Yeni algoritma, kullanıcıların izleme alışkanlıkları ve tercihleri hakkında daha fazla bilgi edinerek, onlara ilgilerini çekebilecek daha fazla içerik sunmayı hedefliyor. Bu, "duyarlı öneriler" yoluyla gerçekleştiriliyor ve bu da kullanıcıların son izleme geçmişi ve arama sorgularına dayalı olarak içerik öneriyor. Amaç, kullanıcıların platformda daha fazla zaman geçirmesini ve aboneliklerini iptal etmelerini engellemektir.
Netflix’in TikTok’laşması olarak adlandırılan bu strateji, kullanıcıların dikkatini çekmek ve onları platformda tutmak için algoritmik akışlara ve kişiselleştirilmiş önerilere odaklanıyor. Bu yaklaşımın başarısı, kullanıcıların kişiselleştirilmiş önerileri ne kadar alakalı ve ilgi çekici bulduğuna bağlı olacak.
Ancak, bu stratejinin bazı potansiyel dezavantajları da var. Daha kişiselleştirilmiş bir algoritma, kullanıcıları belirli bir tür veya tema içeriğiyle doldurabilir ve bu da onların farklı içerikleri keşfetmelerini engelleyebilir. Ayrıca, reklamların entegre edilmesi, kullanıcı deneyimini olumsuz etkileyebilir ve abonelerin platformu terk etmesine neden olabilir.

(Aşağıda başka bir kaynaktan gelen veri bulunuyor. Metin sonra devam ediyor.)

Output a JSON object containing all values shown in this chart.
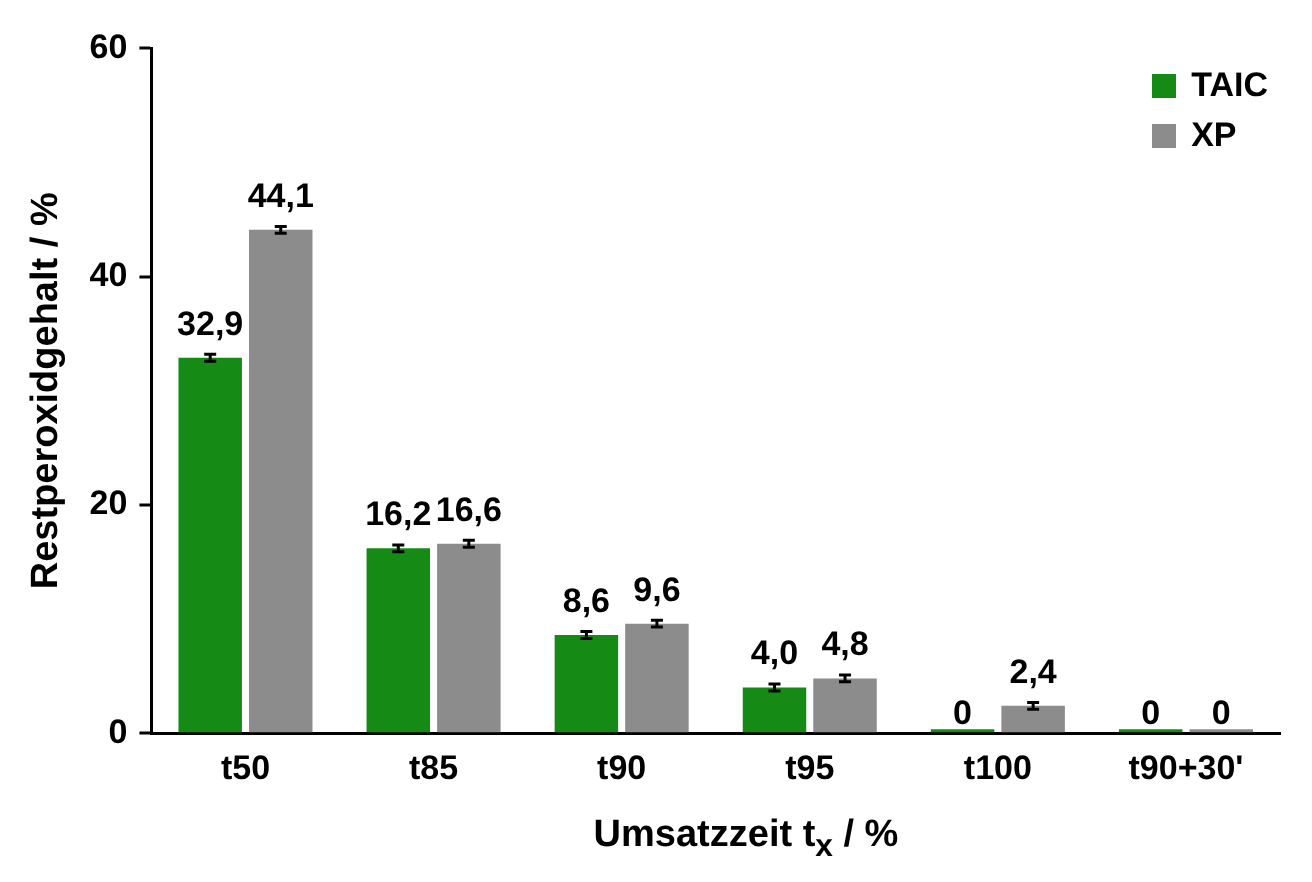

Sonuç olarak, Netflix’in yeniden tasarımının ve yeni algoritmasının platformun kullanıcı tabanını koruma ve büyütme konusunda başarılı olup olmayacağı zamanla görülecek. Netflix’in, kişiselleştirilmiş öneriler ve kullanıcı gizliliği arasında doğru dengeyi bulması ve kullanıcı deneyimini olumsuz etkileyecek agresif reklamcılıktan kaçınması gerekecek.

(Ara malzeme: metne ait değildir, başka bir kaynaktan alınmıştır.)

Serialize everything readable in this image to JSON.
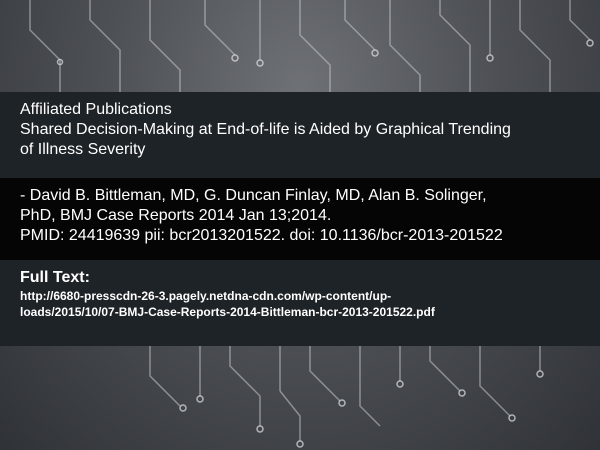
{
  "section_label": "Affiliated Publications",
  "title_lines": [
    "Shared Decision-Making at End-of-life is Aided by Graphical Trending",
    "of Illness Severity"
  ],
  "citation_lines": [
    "-  David B. Bittleman, MD, G. Duncan Finlay, MD, Alan B. Solinger,",
    "PhD, BMJ Case Reports 2014 Jan 13;2014.",
    "PMID: 24419639 pii: bcr2013201522. doi: 10.1136/bcr-2013-201522"
  ],
  "full_text": {
    "heading": "Full Text:",
    "url_lines": [
      "http://6680-presscdn-26-3.pagely.netdna-cdn.com/wp-content/up-",
      "loads/2015/10/07-BMJ-Case-Reports-2014-Bittleman-bcr-2013-201522.pdf"
    ]
  },
  "colors": {
    "band_dark": "#1e2328",
    "band_black": "#050505",
    "text": "#ffffff",
    "circuit": "#c9ccd0"
  }
}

Ayrıca, Netflix’in içerik stratejisi de bu yeniden tasarımın başarısı için önemli olacak. Netflix, kullanıcıların ilgisini çekecek çeşitli ve yüksek kaliteli içerikler sunmaya devam etmeli ve abonelerin platformda daha fazla zaman geçirmelerini teşvik etmelidir.
Netflix’in bu yeni stratejisi, yayın hizmetleri sektöründe rekabetin ne kadar yoğun olduğunu ve platformların kullanıcıları çekmek ve elde tutmak için sürekli olarak yenilik yapması gerektiğini gösteriyor. Netflix’in bu çabaları, diğer yayın hizmetlerinin de benzer stratejiler benimsemesine ve kullanıcı deneyimini iyileştirmek için algoritmik akışlara ve kişiselleştirilmiş önerilere odaklanmasına yol açabilir.